Glenwood Springs Community Concert Association (GSCCA) president Sue Ludtke calls her organization “the Valley’s best kept secret.” So secret that since COVID, membership numbers have dipped despite the fact that the association continues to offer five high-quality concerts throughout the year at affordable rates: A $60 membership gets you access to all five concerts — just $12 a ticket!
Pre-COVID, the association had an impressive membership of about 700, with high audience turnout. Concerts are typically held in the Glenwood Springs High School auditorium, which seats 500, and Ludtke notes that the room was often packed. Currently, the association still boasts a loyal membership base hovering around 420, but hopes to raise that number up closer to pre-COVID levels to “ensure their ability to budget and pay for their yearly concert series.” Ludtke encourages any previous members to consider joining again. “If they used to be members and they aren’t any more, they should come back, because they know they loved it when they came!”
The GSCCA was founded in 1947 in an effort to bring live music to the Valley at a time when there was little. The association was loosely an outgrowth of the Chautauqua movements that spread across the country several decades earlier, creating opportunities for people in rural areas to come together and engage with educational and social ideas of the time. Competition with a similar membership series in Rifle forced the organization to pause concerts for several years beginning in 1958. Recognizing the need for live music, enthusiasts rallied together to bring the series back in 1963 and partnered with national concert organizer Columbia Artists.
Presenting high-quality performances across a range of musical styles has been a priority for the series in their 76-year history. Working with a booking agent in Minnesota, the board selects five diverse artists to invite to perform out of a pool of 30 to 40. A highlight of this year’s series will be welcoming back fan-favorite pianist and official Steinway Artist Charlie Albright for a December performance. Albright performs a unique mix of classical piano music interspersed with pop-inspired improvisations.
Vocal music features heavily on this season’s schedule, and Ludtke shares that she is especially looking forward to Camille and Stuie, a husband and wife guitar/vocal duo from Australia who play classic country music. Members can first look forward to The Folk Legacy Trio on Sept. 23. The season will conclude with a spring evening of broadway tunes with Effie Passero of Postmodern Jukebox on April 17.

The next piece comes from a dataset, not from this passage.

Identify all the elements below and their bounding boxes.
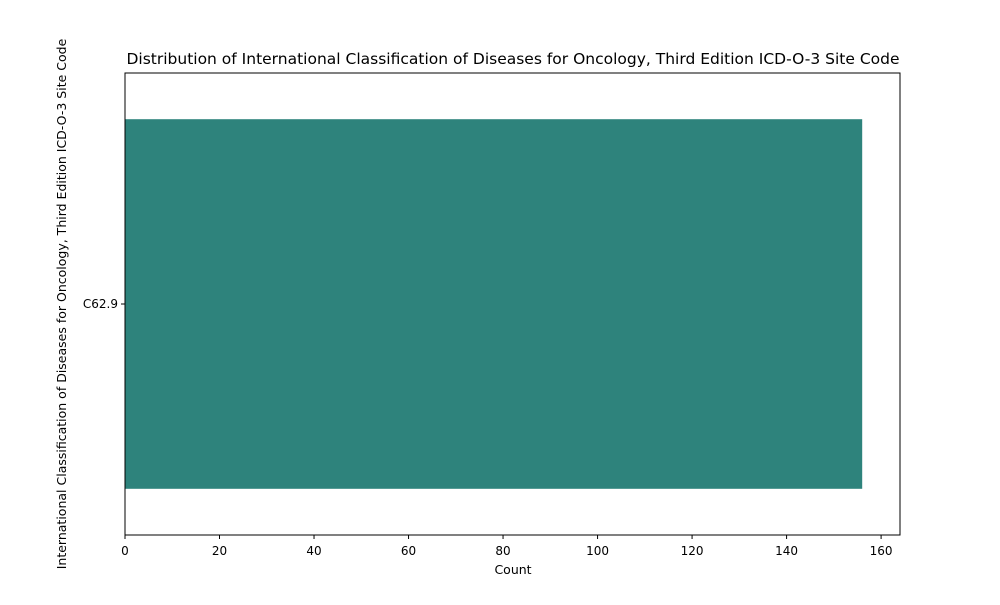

The first and last concerts of the series will take place at the Glenwood Springs High School auditorium, and the middle three (Charlie Albright on Dec. 6, Divas 3 on Feb. 15 and Camille and Stuie on March 4) will be held at Mountain View Church.

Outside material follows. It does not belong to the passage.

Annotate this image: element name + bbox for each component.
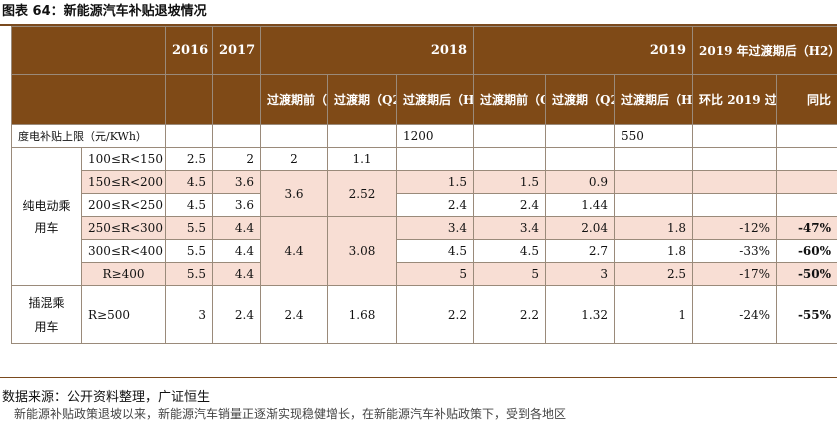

Engaging with a younger audience is a stated goal of the organization, and they offer $15 student memberships for the entire year. In addition to individual and student membership options, the organization also offers a family rate for $130 that includes two adults and unlimited children in the family. The GSCCA also hopes to further their student outreach efforts by connecting with the choir and band programs at the high school in the future.
Ludtke and her family moved to the Valley in the 1970s, drawn by opportunities for outdoor recreation, and she adds that “finding Community Concerts added an extra reason to be glad we lived here.” The family was eager to join the GSCCA and expose their young children to the diverse live music the series presented.
Ludtke says she’s never had a negative concert experience, even when she wasn’t initially thrilled about a performer. “All the concerts I’ve heard have been way more than I’ve ever expected,” she said. “They’ve just been wonderful.”
To become a member, one can simply come to the first concert of the series (Sept. 23 at Glenwood Springs High School at 7pm) and sign up there, or go to the Glenwood Springs Community Concert Association website, gsconcertassn.org
Tickets for single concerts are available at the door as well for $30 each, as long as space is available after members have been seated. Ludtke has a simple pitch for prospective members: “We really do exist, and we really do have fantastic concerts, and we don’t cost very much — join us!”